Cracking the HDD
I've learned that IBM Travelstar 40GB drives use glass platters. I learned this the fun way, by bending one in a vice, with a big set of pliers. It went snap, tinkle -- a different sound from other drives. And after that the bendy drive was usable as a maraca!
So why was I bending drives in the first place?
Well, I volunteer some of my time at a local second-hand place called Stichting Overal. It is an "idealistic" organisation that uses the revenue from second-hand sales to support various projects (generally small-scale development, like funding the construction of sanitation in schools).
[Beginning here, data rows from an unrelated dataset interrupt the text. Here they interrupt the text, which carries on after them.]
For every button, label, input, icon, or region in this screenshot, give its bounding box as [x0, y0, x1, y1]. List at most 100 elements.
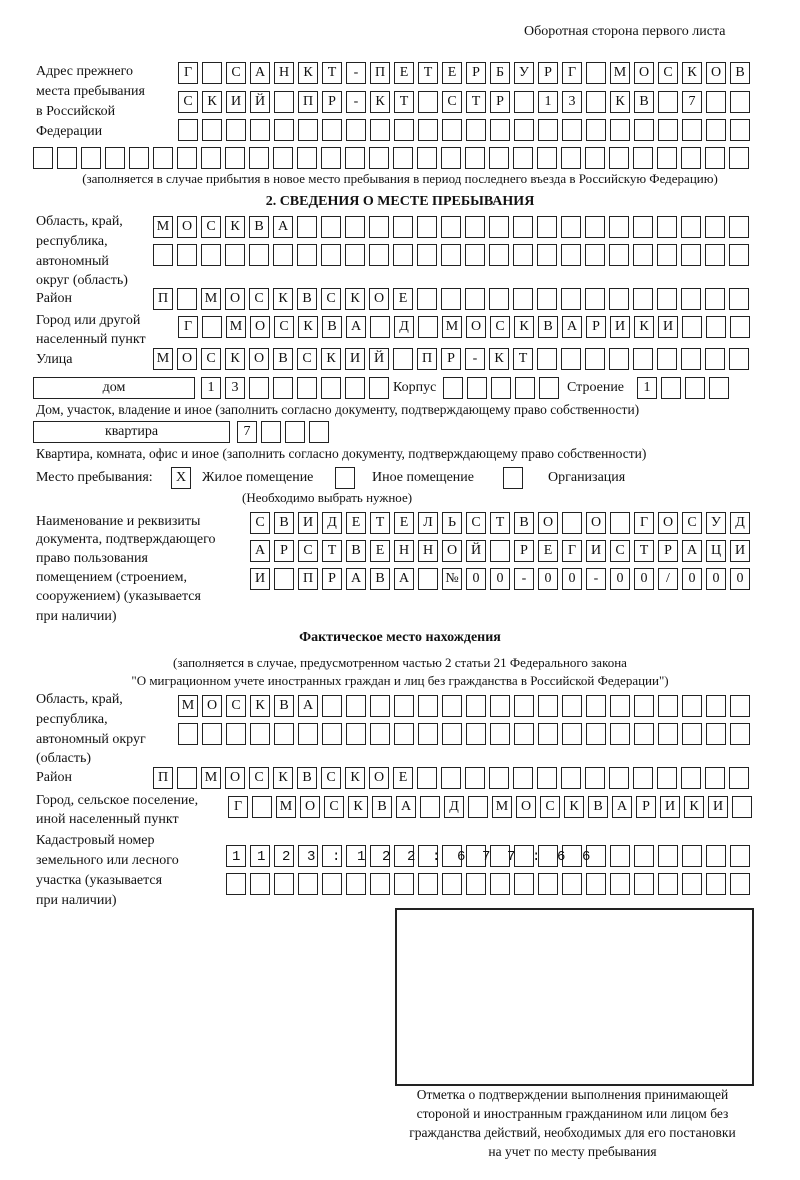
char-cell[interactable]: [345, 244, 365, 266]
char-cell[interactable]: [468, 796, 488, 818]
char-cell[interactable]: [297, 147, 317, 169]
char-cell[interactable]: [441, 147, 461, 169]
char-cell[interactable]: А: [250, 540, 270, 562]
char-cell[interactable]: О: [249, 348, 269, 370]
char-cell[interactable]: Й: [369, 348, 389, 370]
char-cell[interactable]: [730, 845, 750, 867]
char-cell[interactable]: [682, 873, 702, 895]
char-cell[interactable]: [226, 119, 246, 141]
char-cell[interactable]: О: [634, 62, 654, 84]
char-cell[interactable]: С: [201, 348, 221, 370]
char-cell[interactable]: [418, 723, 438, 745]
char-cell[interactable]: [706, 316, 726, 338]
char-cell[interactable]: Т: [418, 62, 438, 84]
char-cell[interactable]: [705, 147, 725, 169]
char-cell[interactable]: [633, 348, 653, 370]
char-cell[interactable]: [633, 147, 653, 169]
char-cell[interactable]: С: [321, 288, 341, 310]
char-cell[interactable]: [441, 767, 461, 789]
char-cell[interactable]: В: [297, 767, 317, 789]
cadastre-row-1[interactable]: [226, 845, 750, 867]
char-cell[interactable]: [657, 147, 677, 169]
char-cell[interactable]: С: [658, 62, 678, 84]
char-cell[interactable]: Т: [490, 512, 510, 534]
char-cell[interactable]: [369, 216, 389, 238]
char-cell[interactable]: [705, 288, 725, 310]
char-cell[interactable]: К: [370, 91, 390, 113]
char-cell[interactable]: [394, 873, 414, 895]
char-cell[interactable]: [609, 147, 629, 169]
char-cell[interactable]: О: [369, 767, 389, 789]
char-cell[interactable]: [585, 244, 605, 266]
char-cell[interactable]: №: [442, 568, 462, 590]
char-cell[interactable]: Е: [538, 540, 558, 562]
char-cell[interactable]: С: [249, 288, 269, 310]
char-cell[interactable]: [177, 767, 197, 789]
char-cell[interactable]: К: [348, 796, 368, 818]
char-cell[interactable]: П: [298, 568, 318, 590]
char-cell[interactable]: К: [345, 288, 365, 310]
char-cell[interactable]: [706, 873, 726, 895]
char-cell[interactable]: Д: [444, 796, 464, 818]
char-cell[interactable]: К: [298, 62, 318, 84]
char-cell[interactable]: И: [658, 316, 678, 338]
char-cell[interactable]: О: [466, 316, 486, 338]
char-cell[interactable]: [513, 767, 533, 789]
char-cell[interactable]: [418, 119, 438, 141]
char-cell[interactable]: [394, 723, 414, 745]
char-cell[interactable]: В: [249, 216, 269, 238]
char-cell[interactable]: [249, 377, 269, 399]
char-cell[interactable]: М: [610, 62, 630, 84]
char-cell[interactable]: [562, 695, 582, 717]
char-cell[interactable]: [491, 377, 511, 399]
char-cell[interactable]: [442, 695, 462, 717]
prev-address-row-3[interactable]: [178, 119, 750, 141]
char-cell[interactable]: Т: [370, 512, 390, 534]
char-cell[interactable]: И: [730, 540, 750, 562]
char-cell[interactable]: А: [346, 316, 366, 338]
char-cell[interactable]: [730, 316, 750, 338]
char-cell[interactable]: [729, 216, 749, 238]
char-cell[interactable]: [705, 216, 725, 238]
char-cell[interactable]: С: [226, 695, 246, 717]
char-cell[interactable]: [417, 244, 437, 266]
char-cell[interactable]: [346, 845, 366, 867]
char-cell[interactable]: 3: [225, 377, 245, 399]
char-cell[interactable]: С: [226, 62, 246, 84]
char-cell[interactable]: [285, 421, 305, 443]
char-cell[interactable]: [274, 119, 294, 141]
char-cell[interactable]: [297, 244, 317, 266]
char-cell[interactable]: О: [516, 796, 536, 818]
char-cell[interactable]: В: [322, 316, 342, 338]
char-cell[interactable]: С: [682, 512, 702, 534]
char-cell[interactable]: [322, 695, 342, 717]
char-cell[interactable]: Й: [250, 91, 270, 113]
char-cell[interactable]: Д: [730, 512, 750, 534]
char-cell[interactable]: С: [324, 796, 344, 818]
char-cell[interactable]: [443, 377, 463, 399]
char-cell[interactable]: [706, 695, 726, 717]
char-cell[interactable]: [489, 216, 509, 238]
char-cell[interactable]: Т: [466, 91, 486, 113]
char-cell[interactable]: [442, 723, 462, 745]
char-cell[interactable]: [129, 147, 149, 169]
char-cell[interactable]: [610, 695, 630, 717]
char-cell[interactable]: К: [514, 316, 534, 338]
cadastre-row-2[interactable]: [226, 873, 750, 895]
char-cell[interactable]: [489, 244, 509, 266]
char-cell[interactable]: [346, 723, 366, 745]
char-cell[interactable]: 0: [562, 568, 582, 590]
prev-address-row-4[interactable]: [33, 147, 749, 169]
char-cell[interactable]: [226, 723, 246, 745]
char-cell[interactable]: [298, 873, 318, 895]
char-cell[interactable]: [537, 244, 557, 266]
char-cell[interactable]: Р: [586, 316, 606, 338]
char-cell[interactable]: О: [250, 316, 270, 338]
char-cell[interactable]: [466, 873, 486, 895]
char-cell[interactable]: [706, 119, 726, 141]
char-cell[interactable]: Р: [636, 796, 656, 818]
char-cell[interactable]: [322, 845, 342, 867]
char-cell[interactable]: Н: [274, 62, 294, 84]
actual-region-row-2[interactable]: [178, 723, 750, 745]
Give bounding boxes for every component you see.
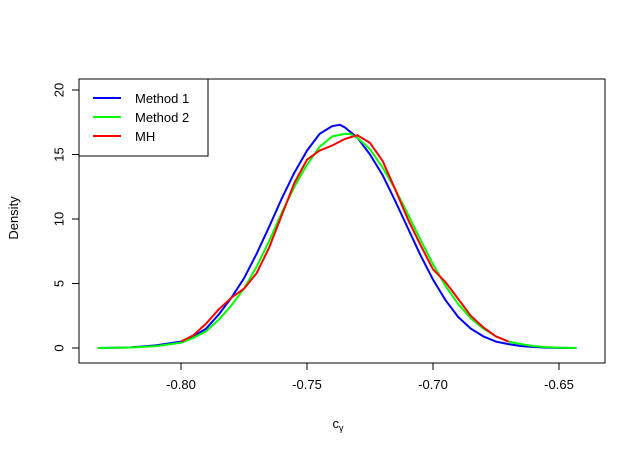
series-line-mh: [180, 134, 509, 343]
y-axis: 0 5 10 15 20: [52, 83, 80, 352]
y-tick-label: 5: [52, 280, 67, 287]
y-tick-label: 0: [52, 344, 67, 351]
y-tick-label: 20: [52, 83, 67, 97]
x-tick-label: -0.75: [292, 377, 322, 392]
legend-label-method-2: Method 2: [135, 110, 189, 125]
y-tick-label: 10: [52, 212, 67, 226]
x-tick-label: -0.80: [166, 377, 196, 392]
x-axis-title: cγ: [333, 416, 345, 433]
x-tick-label: -0.70: [418, 377, 448, 392]
series-line-method-2: [97, 132, 577, 349]
x-axis: -0.80 -0.75 -0.70 -0.65: [166, 362, 574, 392]
legend-label-method-1: Method 1: [135, 91, 189, 106]
legend-label-mh: MH: [135, 129, 155, 144]
legend: Method 1 Method 2 MH: [78, 78, 209, 157]
y-axis-title: Density: [6, 196, 21, 240]
series-group: [97, 123, 577, 349]
y-tick-label: 15: [52, 147, 67, 161]
series-line-method-1: [97, 123, 577, 349]
x-tick-label: -0.65: [544, 377, 574, 392]
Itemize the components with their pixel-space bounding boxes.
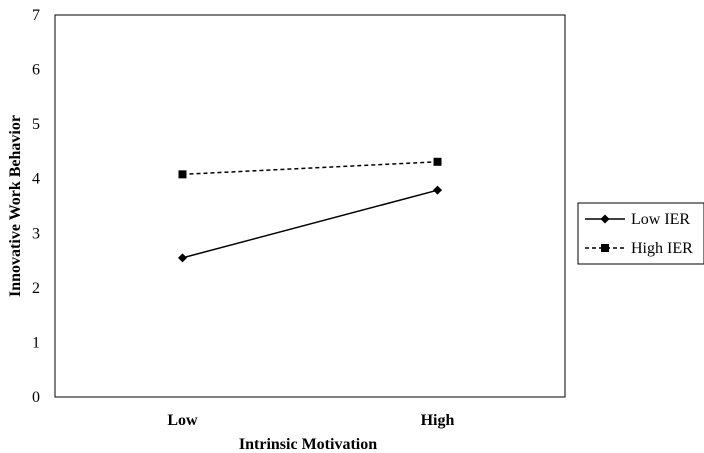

Like most second-hand stores, there's clothes and ancient kitchen appliances and books and used bicycles .. and also an IT corner.
I help out Tom, a local school kid who has run the IT corner for some time. From time to time a PC or monitors or random IT crap is dropped off for re-use, and we apply triage. Yes, that is a lovely 486DX2, but it is still going into the bin. For various reasons, there's a mismatch between supply and demand of hard drives: we end up with piles of small ATA-33 drives, and very few 80GB-or-more SATA drives.
Machines that show up and not immediately consigned to the bin are thoroughly cleaned ('cause, eww). Some machines are cannibalized for parts for others. Working, usable hard drives are wiped, and then re-triaged. Since we don't want to leak whatever data is on the drives (even after wiping, and customers aren't always all that careful about what they bring in either), leftover drives are destroyed.
So that's why I was contorting a laptop drive. Here's a Christmas ornament I have made out of a desktop 3.5" drive.
Machines that get through this gauntlet are dd'ed with zeroes, then installed with some flavor of GNU/Linux. Even if there's a valid Windows license attached to the machine, getting that installed correctly and legally is way more effort for us than doing something we know is right (and Free). Lately it's been Fedora 27 with rpmfusion, and a KDE Plasma 5 desktop (I didn't do the choosing, so this was a pleasant surprise). Frankly, I'm not convinced we're doing a really good job in delivering the Linux desktop PC experience to the buyers, since there's no Linux / Fedora documentation included (now I write that down, I realise we should probably check if there's licensing obligations we need to follow up on). What it kinda needs is an OEM installer to do some post-sale configuration like setting up a user (I can think of at least one).